Ok, we've compiled this code and now let's see a little magic. I'll zoom in a little bit. Let's see if we can see a file with the password in the BSD system. And in contrast to Linux, where does BSD store the password? Who said that? Oh, damn. I have a special sticker. This is an exceptional collector with a printing error. In 15 years, sales in millions. So if we want to display the Master PassWD here, it writes to us that "Sorry dear user, but you can't". But when we run our code, it will suddenly turn out that we have the right of the administrator. If we are stubborn, we will suspect MasterpassWD. And that would be

the end of our story. We really got the right of the administrator to turn off Dragonfly BSD. Which happened anyway. Do you have any questions? Not necessarily for the presentation itself, but I have at least three stickers. What's the next letter? Actually, we didn't take NetBSD at the beginning, but Plan 9. But Plan 9 is like this: that before we realized how to use it, two weeks had passed. We were discouraged and switched to other systems. And the system on F is FreeBSD. We've been looking for it, but so far we haven't found anything. We are still looking for the question, but only by reading the code. No. The answer is no. We use various techniques.
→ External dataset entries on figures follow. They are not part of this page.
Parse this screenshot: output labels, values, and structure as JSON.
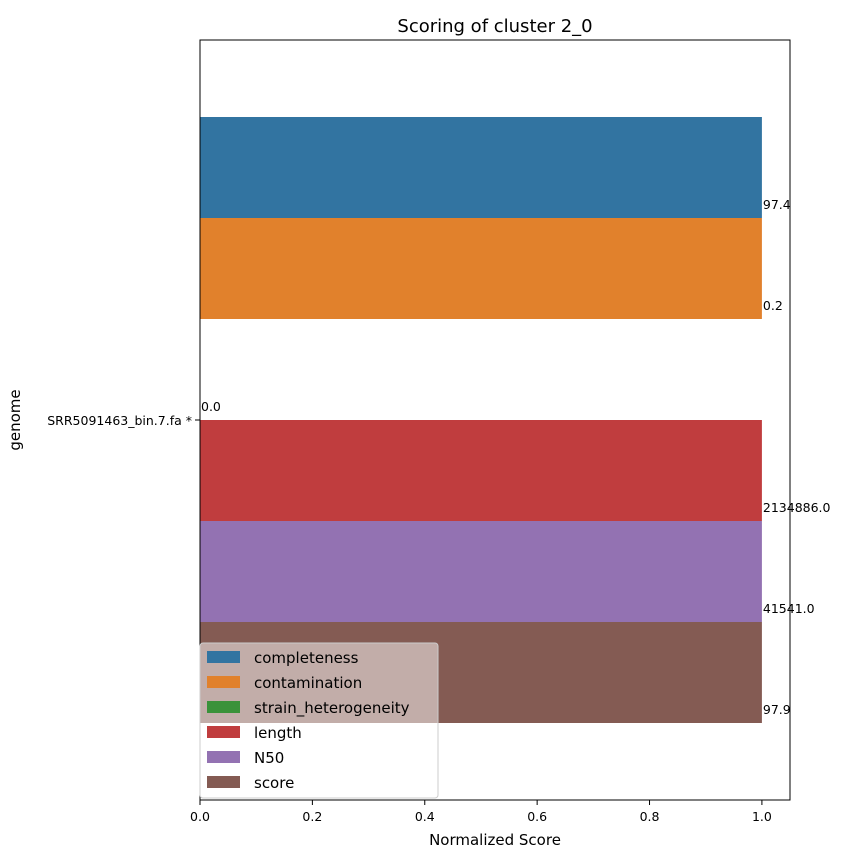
{
  "chart_data": {
    "type": "bar",
    "orientation": "horizontal",
    "title": "Scoring of cluster 2_0",
    "xlabel": "Normalized Score",
    "ylabel": "genome",
    "xlim": [
      0,
      1.05
    ],
    "xticks": [
      "0.0",
      "0.2",
      "0.4",
      "0.6",
      "0.8",
      "1.0"
    ],
    "categories": [
      "SRR5091463_bin.7.fa *"
    ],
    "grid": false,
    "legend_position": "lower-left",
    "series": [
      {
        "name": "completeness",
        "color": "#3274a1",
        "values": [
          1.0
        ],
        "label": "97.4"
      },
      {
        "name": "contamination",
        "color": "#e1812c",
        "values": [
          1.0
        ],
        "label": "0.2"
      },
      {
        "name": "strain_heterogeneity",
        "color": "#3a923a",
        "values": [
          0.0
        ],
        "label": "0.0"
      },
      {
        "name": "length",
        "color": "#c03d3e",
        "values": [
          1.0
        ],
        "label": "2134886.0"
      },
      {
        "name": "N50",
        "color": "#9372b2",
        "values": [
          1.0
        ],
        "label": "41541.0"
      },
      {
        "name": "score",
        "color": "#845b53",
        "values": [
          1.0
        ],
        "label": "97.9"
      }
    ]
  }
}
Here, it just so happened that I opened this file with the fate control and in those three minutes when I was watching it, I accidentally hit it. Dragonfly BSD improved this code in a few hours, which is extraordinary in the world of BSD. They also improved it quite well. It's one day, because yesterday it was fixed. I lost the topic of the question, but going back to the main question, we are also in the phase, and NetBSD was partially lost due to static code analysis. Someone else had a question at the end.

The question is: did the author of Dragonfly think about the policy of removing the security? So this is a question for the author and 15 people who use this system. At the moment there are 14 people, because one of them got offended in the meantime. Yes, I went to sleep, because the question is whether I went to sleep finding this error or how I found it. So many times I've already found that I have an error and after 5 hours at night it turned out that I was looking at something wrong. This time I went to sleep, but from the error to exploiting Ten hours have passed since I've passed the sleep period. So, it was quite

quick. Two more stickers. Fifteen stickers? Okay, if anyone has a question in the chat, I'll gladly share it with a sticker or a discount coupon. Thank you very much for your attention.